Actually, the American navy’s security operations were what he expected. Five aircraft carriers in port at one time, plus several helicopter assault carriers, was a juicy target. Better than Pearl Harbor in December of 1941. Much better. The Americans weren’t such fools that they didn’t know that. Yet the Chinese preparations were adequate. The attack would be a success.

He glanced at Choy Lee from time to time. Choy’s usefulness was almost at an end. He thought Choy might suspect that, so he would have to be watched carefully. He seemed quite calm today. Had even caught a couple of fish, one big enough to keep.

Fortunately the day was fairly benign, with broken high clouds that the sun peeked through from time to time, not too much wind and only light chop. Six or seven miles visibility.
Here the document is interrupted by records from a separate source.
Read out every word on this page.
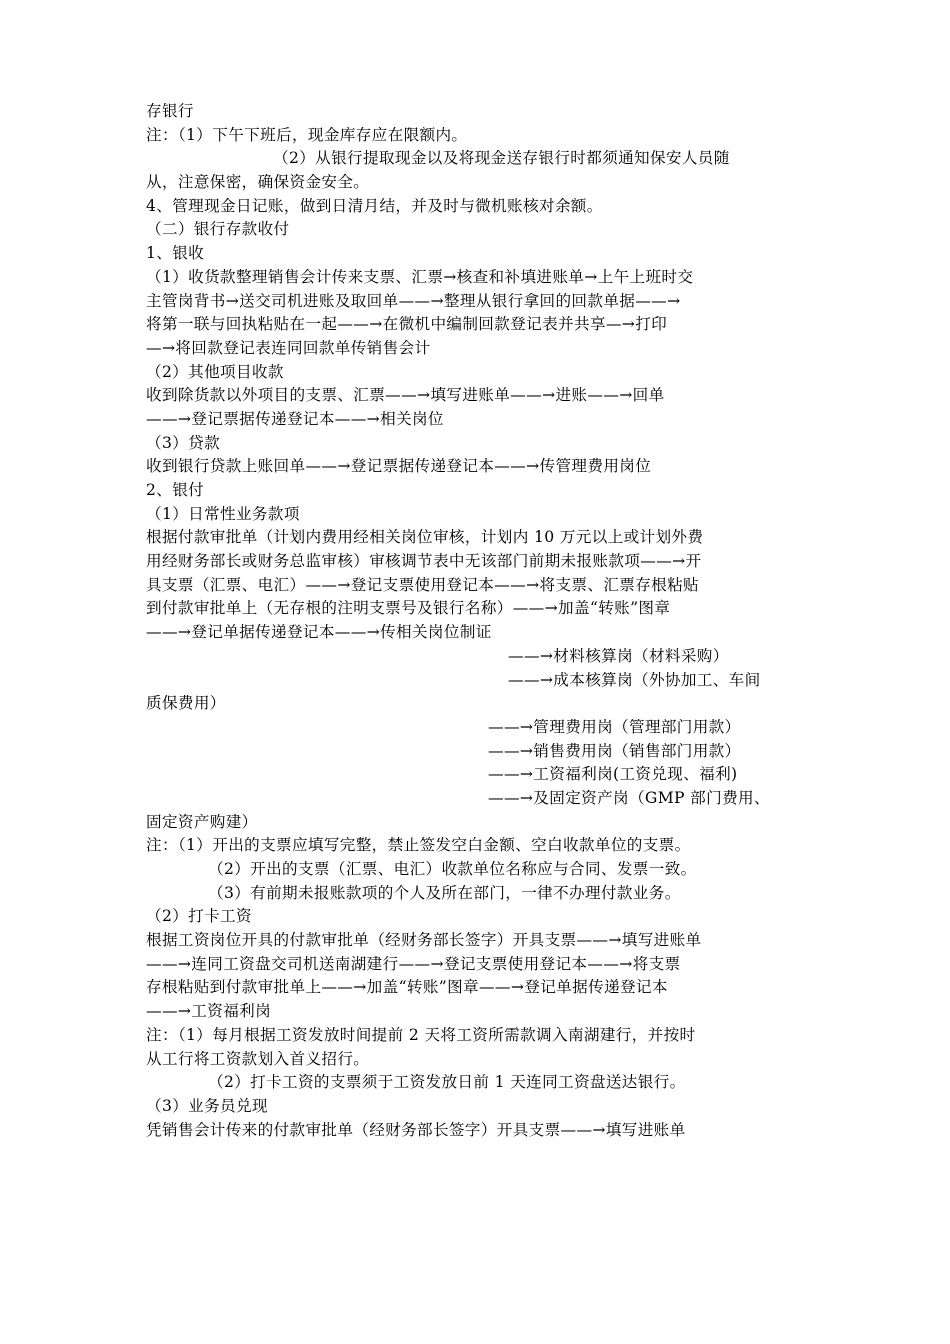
存银行
注：（1）下午下班后，现金库存应在限额内。
（2）从银行提取现金以及将现金送存银行时都须通知保安人员随
从，注意保密，确保资金安全。
4、管理现金日记账，做到日清月结，并及时与微机账核对余额。
（二）银行存款收付
1、银收
（1）收货款整理销售会计传来支票、汇票→核查和补填进账单→上午上班时交
主管岗背书→送交司机进账及取回单——→整理从银行拿回的回款单据——→
将第一联与回执粘贴在一起——→在微机中编制回款登记表并共享—→打印
—→将回款登记表连同回款单传销售会计
（2）其他项目收款
收到除货款以外项目的支票、汇票——→填写进账单——→进账——→回单
——→登记票据传递登记本——→相关岗位
（3）贷款
收到银行贷款上账回单——→登记票据传递登记本——→传管理费用岗位
2、银付
（1）日常性业务款项
根据付款审批单（计划内费用经相关岗位审核，计划内 10 万元以上或计划外费
用经财务部长或财务总监审核）审核调节表中无该部门前期未报账款项——→开
具支票（汇票、电汇）——→登记支票使用登记本——→将支票、汇票存根粘贴
到付款审批单上（无存根的注明支票号及银行名称）——→加盖“转账”图章
——→登记单据传递登记本——→传相关岗位制证
——→材料核算岗（材料采购）
——→成本核算岗（外协加工、车间
质保费用）
——→管理费用岗（管理部门用款）
——→销售费用岗（销售部门用款）
——→工资福利岗(工资兑现、福利)
——→及固定资产岗（GMP 部门费用、
固定资产购建）
注：（1）开出的支票应填写完整，禁止签发空白金额、空白收款单位的支票。
（2）开出的支票（汇票、电汇）收款单位名称应与合同、发票一致。
（3）有前期未报账款项的个人及所在部门，一律不办理付款业务。
（2）打卡工资
根据工资岗位开具的付款审批单（经财务部长签字）开具支票——→填写进账单
——→连同工资盘交司机送南湖建行——→登记支票使用登记本——→将支票
存根粘贴到付款审批单上——→加盖“转账”图章——→登记单据传递登记本
——→工资福利岗
注：（1）每月根据工资发放时间提前 2 天将工资所需款调入南湖建行，并按时
从工行将工资款划入首义招行。
（2）打卡工资的支票须于工资发放日前 1 天连同工资盘送达银行。
（3）业务员兑现
凭销售会计传来的付款审批单（经财务部长签字）开具支票——→填写进账单
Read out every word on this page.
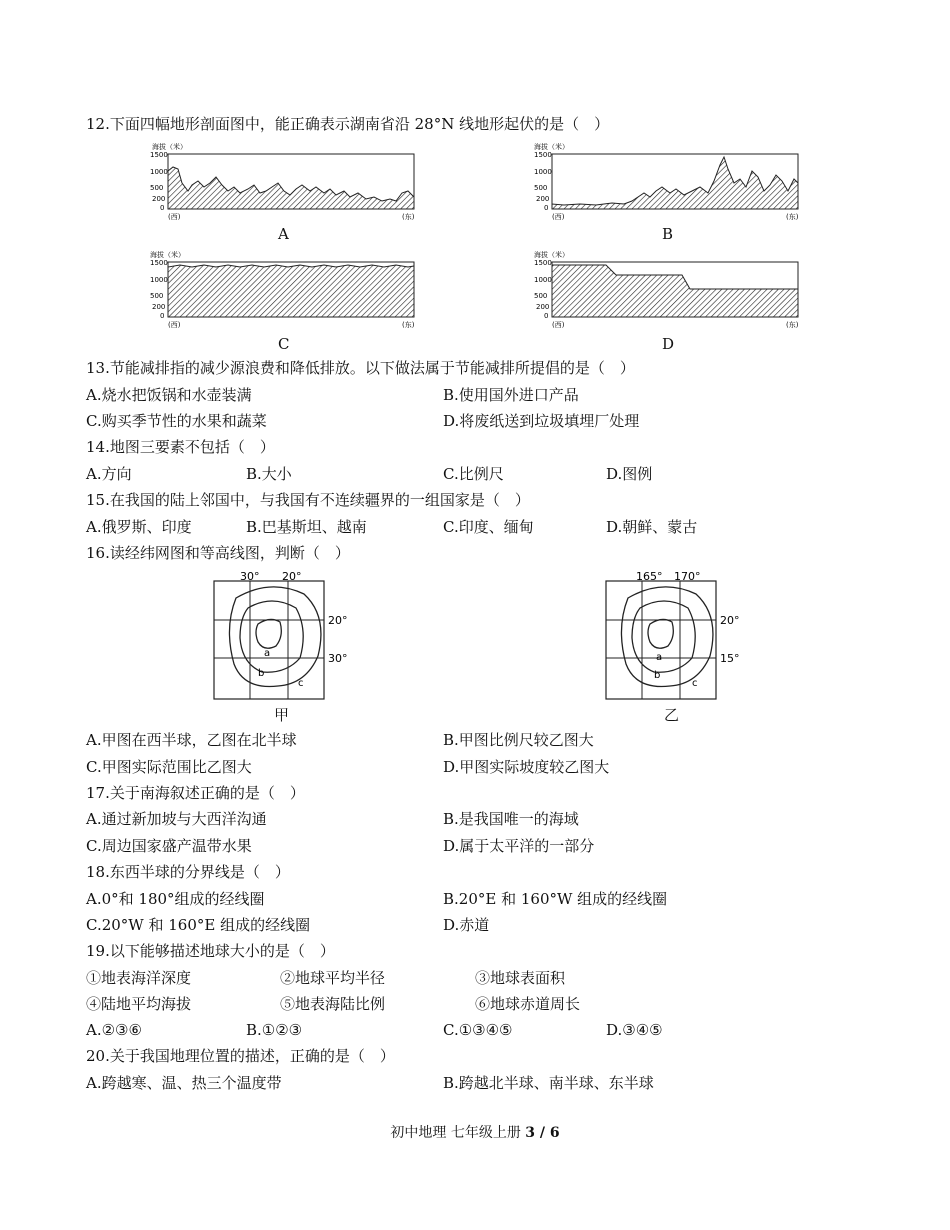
12.下面四幅地形剖面图中，能正确表示湖南省沿 28°N 线地形起伏的是（　）
海拔（米）
1500
1000
500
200
0
(西)	(东)
A
海拔（米）
1500
1000
500
200
0
(西)	(东)
B
海拔（米）
1500
1000
500
200
0
(西)	(东)
C
海拔（米）
1500
1000
500
200
0
(西)	(东)
D
13.节能减排指的减少源浪费和降低排放。以下做法属于节能减排所提倡的是（　）
A.烧水把饭锅和水壶装满	B.使用国外进口产品
C.购买季节性的水果和蔬菜	D.将废纸送到垃圾填埋厂处理
14.地图三要素不包括（　）
A.方向	B.大小	C.比例尺	D.图例
15.在我国的陆上邻国中，与我国有不连续疆界的一组国家是（　）
A.俄罗斯、印度	B.巴基斯坦、越南	C.印度、缅甸	D.朝鲜、蒙古
16.读经纬网图和等高线图，判断（　）
30° 20°
20°
30°
a
b
c
甲
165° 170°
20°
15°
a
b
c
乙
A.甲图在西半球，乙图在北半球	B.甲图比例尺较乙图大
C.甲图实际范围比乙图大	D.甲图实际坡度较乙图大
17.关于南海叙述正确的是（　）
A.通过新加坡与大西洋沟通	B.是我国唯一的海域
C.周边国家盛产温带水果	D.属于太平洋的一部分
18.东西半球的分界线是（　）
A.0°和 180°组成的经线圈	B.20°E 和 160°W 组成的经线圈
C.20°W 和 160°E 组成的经线圈	D.赤道
19.以下能够描述地球大小的是（　）
①地表海洋深度	②地球平均半径	③地球表面积
④陆地平均海拔	⑤地表海陆比例	⑥地球赤道周长
A.②③⑥	B.①②③	C.①③④⑤	D.③④⑤
20.关于我国地理位置的描述，正确的是（　）
A.跨越寒、温、热三个温度带	B.跨越北半球、南半球、东半球
初中地理 七年级上册 3 / 6
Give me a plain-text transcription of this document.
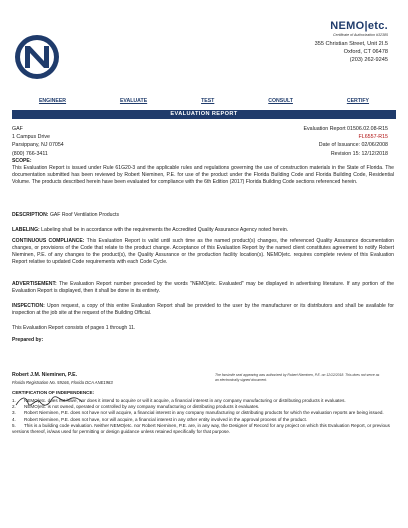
NEMO|etc.
Certificate of Authorization #32385
355 Christian Street, Unit 2I.5
Oxford, CT 06478
(203) 262-9245
ENGINEER	EVALUATE	TEST	CONSULT	CERTIFY
EVALUATION REPORT
GAF
1 Campus Drive
Parsippany, NJ 07054
(800) 766-3411
Evaluation Report 01506.02.08-R15
FL6557-R15
Date of Issuance: 02/06/2008
Revision 15: 12/12/2018
SCOPE:
This Evaluation Report is issued under Rule 61G20-3 and the applicable rules and regulations governing the use of construction materials in the State of Florida. The documentation submitted has been reviewed by Robert Nieminen, P.E. for use of the product under the Florida Building Code and Florida Building Code, Residential Volume. The products described herein have been evaluated for compliance with the 6th Edition (2017) Florida Building Code sections referenced herein.
DESCRIPTION: GAF Roof Ventilation Products
LABELING: Labeling shall be in accordance with the requirements the Accredited Quality Assurance Agency noted herein.
CONTINUOUS COMPLIANCE: This Evaluation Report is valid until such time as the named product(s) changes, the referenced Quality Assurance documentation changes, or provisions of the Code that relate to the product change. Acceptance of this Evaluation Report by the named client constitutes agreement to notify Robert Nieminen, P.E. of any changes to the product(s), the Quality Assurance or the production facility location(s). NEMO|etc. requires complete review of this Evaluation Report relative to updated Code requirements with each Code Cycle.
ADVERTISEMENT: The Evaluation Report number preceded by the words "NEMO|etc. Evaluated" may be displayed in advertising literature. If any portion of the Evaluation Report is displayed, then it shall be done in its entirety.
INSPECTION: Upon request, a copy of this entire Evaluation Report shall be provided to the user by the manufacturer or its distributors and shall be available for inspection at the job site at the request of the Building Official.
This Evaluation Report consists of pages 1 through 11.
Prepared by:
Robert J.M. Nieminen, P.E.
Florida Registration No. 59166, Florida DCA ANE1983
The facsimile seal appearing was authorized by Robert Nieminen, P.E. on 12/12/2018. This does not serve as an electronically signed document.
CERTIFICATION OF INDEPENDENCE:
1. NEMO|etc. does not have, nor does it intend to acquire or will it acquire, a financial interest in any company manufacturing or distributing products it evaluates.
2. NEMO|etc. is not owned, operated or controlled by any company manufacturing or distributing products it evaluates.
3. Robert Nieminen, P.E. does not have nor will acquire, a financial interest in any company manufacturing or distributing products for which the evaluation reports are being issued.
4. Robert Nieminen, P.E. does not have, nor will acquire, a financial interest in any other entity involved in the approval process of the product.
5. This is a building code evaluation. Neither NEMO|etc. nor Robert Nieminen, P.E. are, in any way, the Designer of Record for any project on which this Evaluation Report, or previous versions thereof, is/was used for permitting or design guidance unless retained specifically for that purpose.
Zhang lit another cigarette and went back to scanning with his binoculars and checking the radar presentation from time to time.

He was watching when he saw the blip of a large ship appear on the scope, trailed by two smaller ones, passing Point Comfort, heading into the bay. Using the binoculars, he saw a helicopter assault ship and two destroyers emerge from the haze, like ghost ships becoming real, on course westward, no doubt to moor at the carrier piers at the naval base. As she steamed along he watched her with his binoculars. She was a gorgeous gray ship, not as big as Liaoning, but impressive. Helicopters filled her flight deck.

He would, he decided, motor into the mouth of the Elizabeth River later this afternoon, at least an hour before darkness fell, for a look around. Then he would fill the tanks of the Whaler at the marina. Again. He filled them every evening, just in case.

Choy Lee would have been relieved if he had known Zhang thought him calm today. He had a big decision to make, and he was sorting his options. Since he hadn’t decided what to do, he was here today, to give himself more time to think, and to watch Zhang and see if he could get a hint of Zhang’s mission and plans. Choy sensed that Zhang’s expectations were rising. He was more tense, never smiled, never made a joke. He is waiting. For what?

For the American carriers. Obviously. But why?

Zhang was watching the helicopter carrier now.

Should he tell Sally Chan of his suspicions? Would she go with him if he disappeared? Or would she demand he call the navy or FBI and tell them what he knew, and suspected? What would become of him if he did?

Bored, he took his cell phone from his pocket and turned it on. No service. Maybe he was too far from a tower.

But there should be cell service out here. There always had been.

He pocketed the phone. Thought about telling Zhang.

Something made him refrain. Zhang was using the binoculars again.

Oh God. What to do?

He went back to fishing.

* * *

The e-mails from Kat Spiers and her daughter, Ellie, and son-in-law, Harold, started a firestorm in cyberspace. By the time they were on the Washington, DC, Beltway, over ten thousand people in the Norfolk/Portsmouth/Virginia Beach area had seen some version of one or more of the e-mails and were forwarding them on to friends, acquaintances and co-workers. People from all walks of life received the news with varying degrees of belief and disbelief. Some thought the whole thing was a joke and said so. Others weren’t so sure. Some people merely forwarded on the e-mail they received; others undertook to rewrite the message on other websites. The Chinese had a dozen bombs hidden on the naval base. Airplanes were going to drop bombs. Intercontinental ballistic missiles were going to wipe out the fleet. The missiles were already in the air. Or they were being prepared for launch. Some folks even added that the security exercise at the base was a war preparation.